Department of Psychiatry, Washington University in St. Louis, St. Louis, MO 63110-1093, USA.
Bipolar Disord. 2010 Mar;12(2):164-71. doi: 10.1111/j.1399-5618.2010.00791.x.
The Phenomenology and Course of Pediatric Bipolar Disorders study, a National Institute of Mental Health-funded study of child bipolar I disorder (BP-I) begun in 1995, is a prospective follow-up study that included collecting pharmacological and non-drug treatment data.

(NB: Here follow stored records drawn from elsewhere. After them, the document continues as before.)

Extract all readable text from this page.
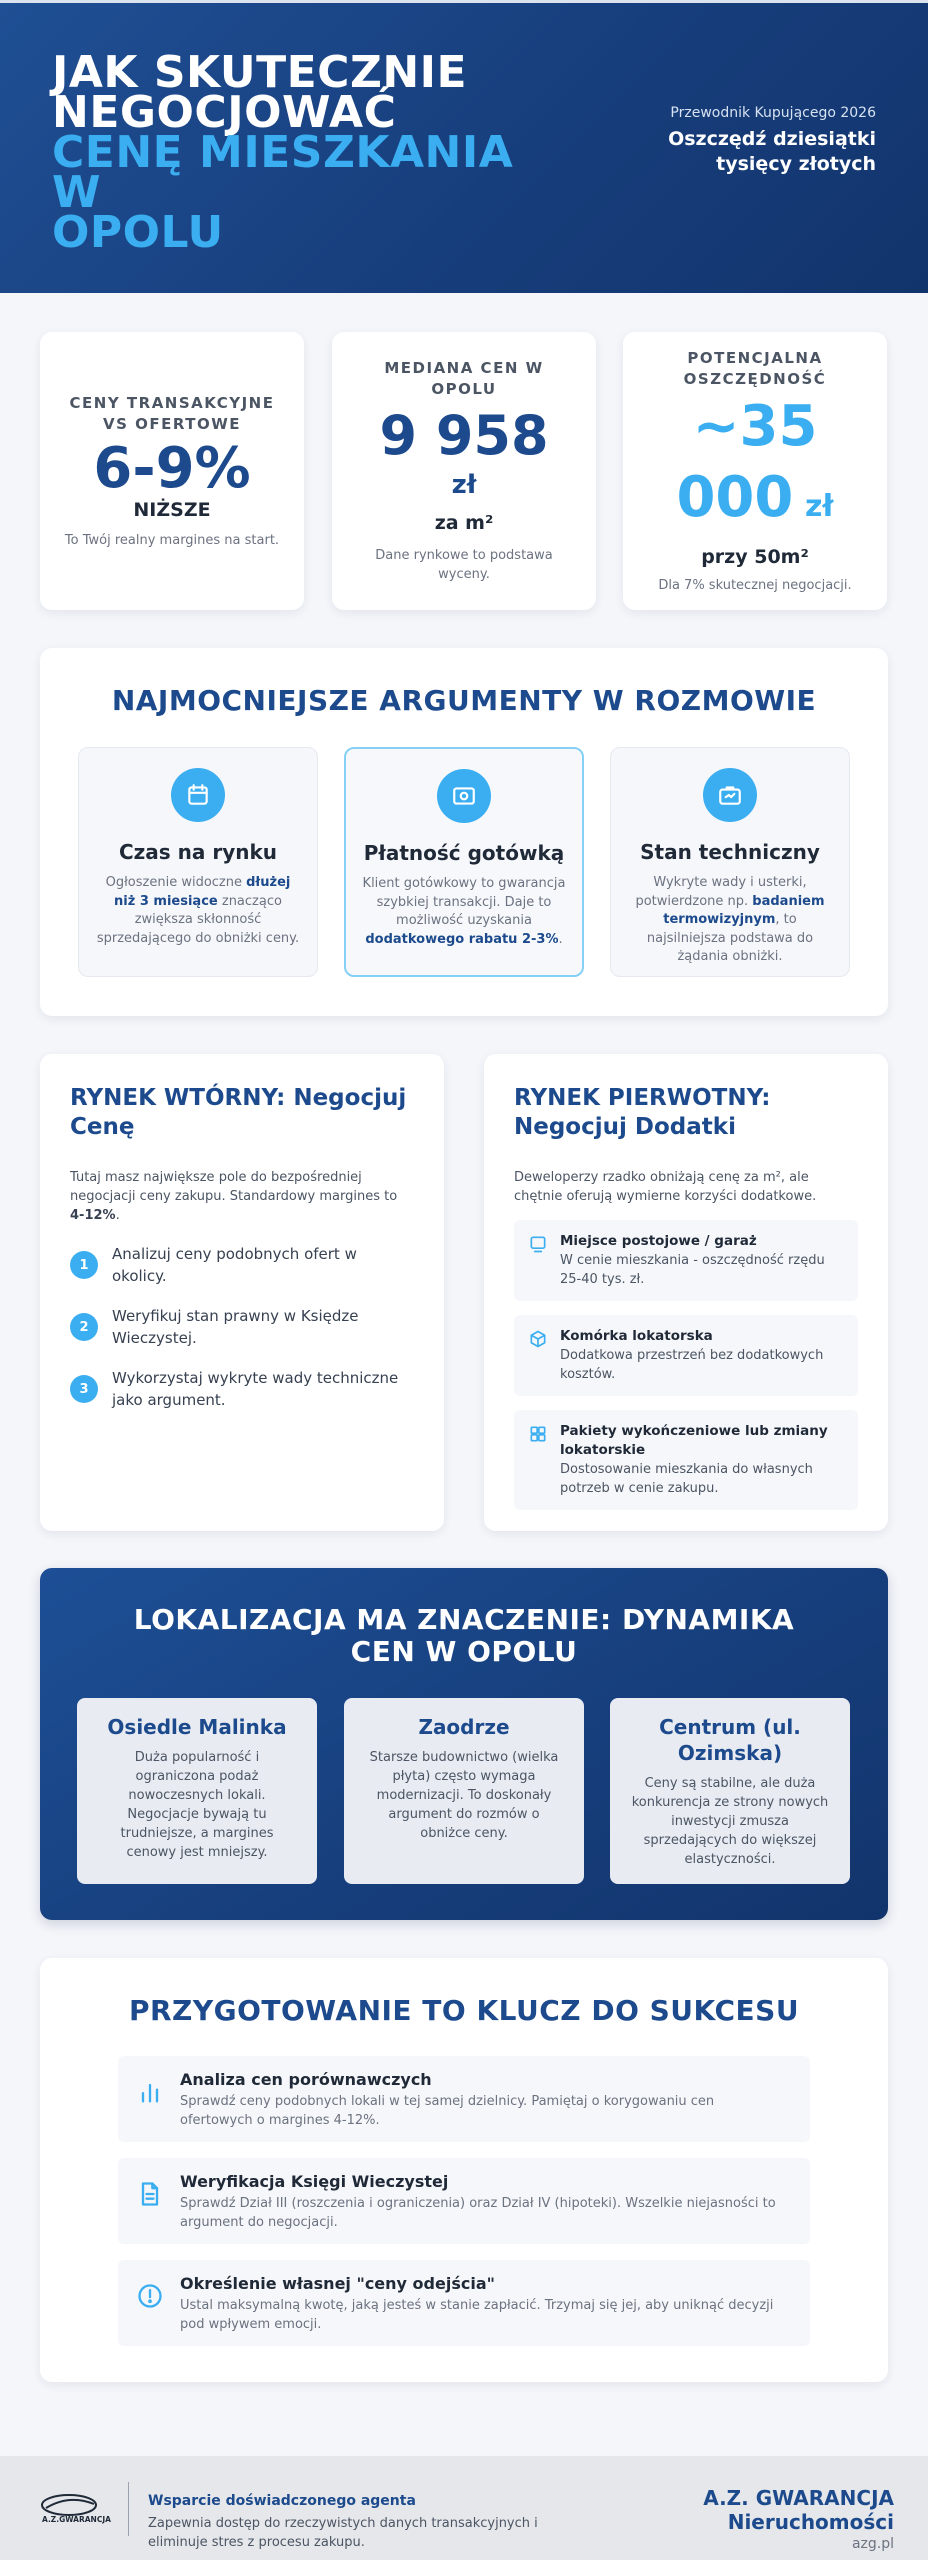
JAK SKUTECZNIE
NEGOCJOWAĆ
CENĘ MIESZKANIA W
OPOLU
Przewodnik Kupującego 2026
Oszczędź dziesiątki
tysięcy złotych
CENY TRANSAKCYJNE VS OFERTOWE
6-9%
NIŻSZE
To Twój realny margines na start.
MEDIANA CEN W OPOLU
9 958
zł
za m²
Dane rynkowe to podstawa wyceny.
POTENCJALNA OSZCZĘDNOŚĆ
~35 000 zł
przy 50m²
Dla 7% skutecznej negocjacji.
NAJMOCNIEJSZE ARGUMENTY W ROZMOWIE
Czas na rynku
Ogłoszenie widoczne dłużej niż 3 miesiące znacząco zwiększa skłonność sprzedającego do obniżki ceny.
Płatność gotówką
Klient gotówkowy to gwarancja szybkiej transakcji. Daje to możliwość uzyskania dodatkowego rabatu 2-3%.
Stan techniczny
Wykryte wady i usterki, potwierdzone np. badaniem termowizyjnym, to najsilniejsza podstawa do żądania obniżki.
RYNEK WTÓRNY: Negocjuj Cenę

Tutaj masz największe pole do bezpośredniej negocjacji ceny zakupu. Standardowy margines to 4-12%.

1
Analizuj ceny podobnych ofert w okolicy.
2
Weryfikuj stan prawny w Księdze Wieczystej.
3
Wykorzystaj wykryte wady techniczne jako argument.
RYNEK PIERWOTNY: Negocjuj Dodatki

Deweloperzy rzadko obniżają cenę za m², ale chętnie oferują wymierne korzyści dodatkowe.

Miejsce postojowe / garaż
W cenie mieszkania - oszczędność rzędu 25-40 tys. zł.
Komórka lokatorska
Dodatkowa przestrzeń bez dodatkowych kosztów.
Pakiety wykończeniowe lub zmiany lokatorskie
Dostosowanie mieszkania do własnych potrzeb w cenie zakupu.
LOKALIZACJA MA ZNACZENIE: DYNAMIKA CEN W OPOLU
Osiedle Malinka
Duża popularność i ograniczona podaż nowoczesnych lokali. Negocjacje bywają tu trudniejsze, a margines cenowy jest mniejszy.
Zaodrze
Starsze budownictwo (wielka płyta) często wymaga modernizacji. To doskonały argument do rozmów o obniżce ceny.
Centrum (ul. Ozimska)
Ceny są stabilne, ale duża konkurencja ze strony nowych inwestycji zmusza sprzedających do większej elastyczności.
PRZYGOTOWANIE TO KLUCZ DO SUKCESU
Analiza cen porównawczych
Sprawdź ceny podobnych lokali w tej samej dzielnicy. Pamiętaj o korygowaniu cen ofertowych o margines 4-12%.
Weryfikacja Księgi Wieczystej
Sprawdź Dział III (roszczenia i ograniczenia) oraz Dział IV (hipoteki). Wszelkie niejasności to argument do negocjacji.
Określenie własnej "ceny odejścia"
Ustal maksymalną kwotę, jaką jesteś w stanie zapłacić. Trzymaj się jej, aby uniknąć decyzji pod wpływem emocji.
A.Z.GWARANCJA
Wsparcie doświadczonego agenta
Zapewnia dostęp do rzeczywistych danych transakcyjnych i eliminuje stres z procesu zakupu.
A.Z. GWARANCJA
Nieruchomości
azg.pl
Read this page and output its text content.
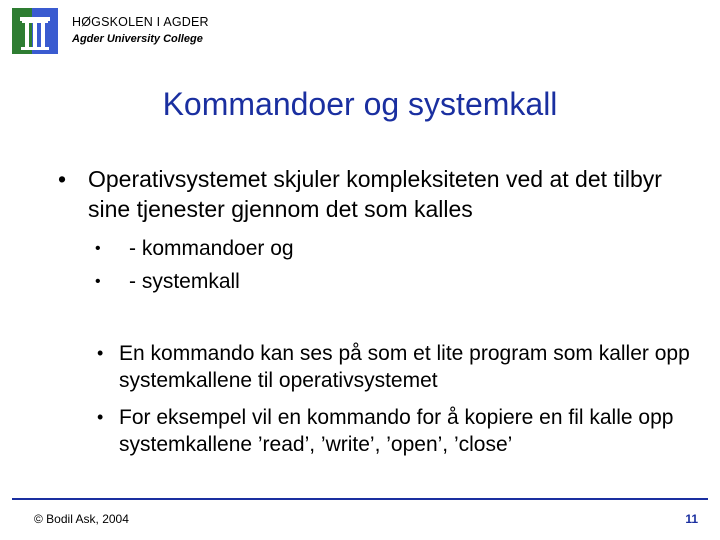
HØGSKOLEN I AGDER
Agder University College
Kommandoer og systemkall
• Operativsystemet skjuler kompleksiteten ved at det tilbyr sine tjenester gjennom det som kalles
• - kommandoer og
• - systemkall
• En kommando kan ses på som et lite program som kaller opp systemkallene til operativsystemet
• For eksempel vil en kommando for å kopiere en fil kalle opp systemkallene ’read’, ’write’, ’open’, ’close’
© Bodil Ask, 2004	11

There were 115 first-episode subjects who fit full DSM-IV criteria for BP-I, mixed or manic phase, with severity scores in the clinically impaired range, ascertained by consecutive new case ascertainment. Subjects were assessed with the Washington University in St. Louis Kiddie Schedule for Affective Disorders and Schizophrenia (WASH-U-KSADS), given separately to parents about their children and to children about themselves. All treatment was provided by the subjects' own community practitioners, exactly as if they had not been in the research study. Thus, families were only seen for research assessments, and research staff were not at all involved in their treatment. Data on type, dose, and duration of pharmacological and non-drug treatment were collected. During follow-up, 93.9% (n = 108) were assessed at each of the nine assessment times.
During the eight years, only 62.6% received any antimanic medication (antipsychotic, anticonvulsant, lithium) at any time. Percents who received non-antimanic medication included 77.4% medication for attention-deficit hyperactivity disorder and 64.3% antidepressants. A total of 67.8% of subjects were taking two or more concurrent medication classes. Subjects ascertained from psychiatric versus pediatric sites received antimanics significantly more frequently (p = 0.006). Earlier recovery during eight-year follow-up was predicted by greater percent of weeks on lithium (p = 0.017).
Given these findings, and the poor prognosis from prospective follow-up of this sample reported elsewhere, there is a need for further research that informs the development of effective treatment strategies.
儿童双相障碍现象学和病程研究是一项由美国国立精神卫生研究所资助的研究,始于 1995 年,对儿童 I 型双相障碍(BP-I)进行前瞻性随访研究,包括收集药理学和非药物治疗数据。
共有 115 名首发符合 DSM-IV 标准的 BP-I、混合或躁狂相、严重程度评分处于临床受损范围的患者被连续新病例发现确定。通过圣路易斯华盛顿大学儿童心境障碍和精神分裂症评定量表(WASH-U-KSADS)对患者进行评估,分别由父母和孩子自己报告。所有治疗均由患者所在社区医生提供,完全按照他们未参加研究的情况进行。因此,家庭仅接受研究评估,研究人员完全不参与他们的治疗。收集了药理学和非药物治疗的类型、剂量和持续时间的数据。在随访期间,93.9%(n=108)在九次评估时间中的每次都接受了评估。
在八年期间,只有 62.6%(n=108)的患者在任何时候都接受了任何抗躁狂药物(抗精神病药、抗惊厥药、锂盐)治疗。接受非抗躁狂药物治疗的患者百分比包括 77.4%的注意力缺陷多动障碍药物和 64.3%的抗抑郁药。共有 67.8%的患者同时服用两种或两种以上药物。从精神病科和儿科诊所发现的患者接受抗躁狂药物的频率显著更高(p=0.006)。在八年的随访期间,锂盐使用周数百分比越高,恢复时间越早(p=0.017)。
鉴于这些发现,以及从本样本的前瞻性随访中报告的不良预后,有必要进一步研究,为制定有效的治疗策略提供信息。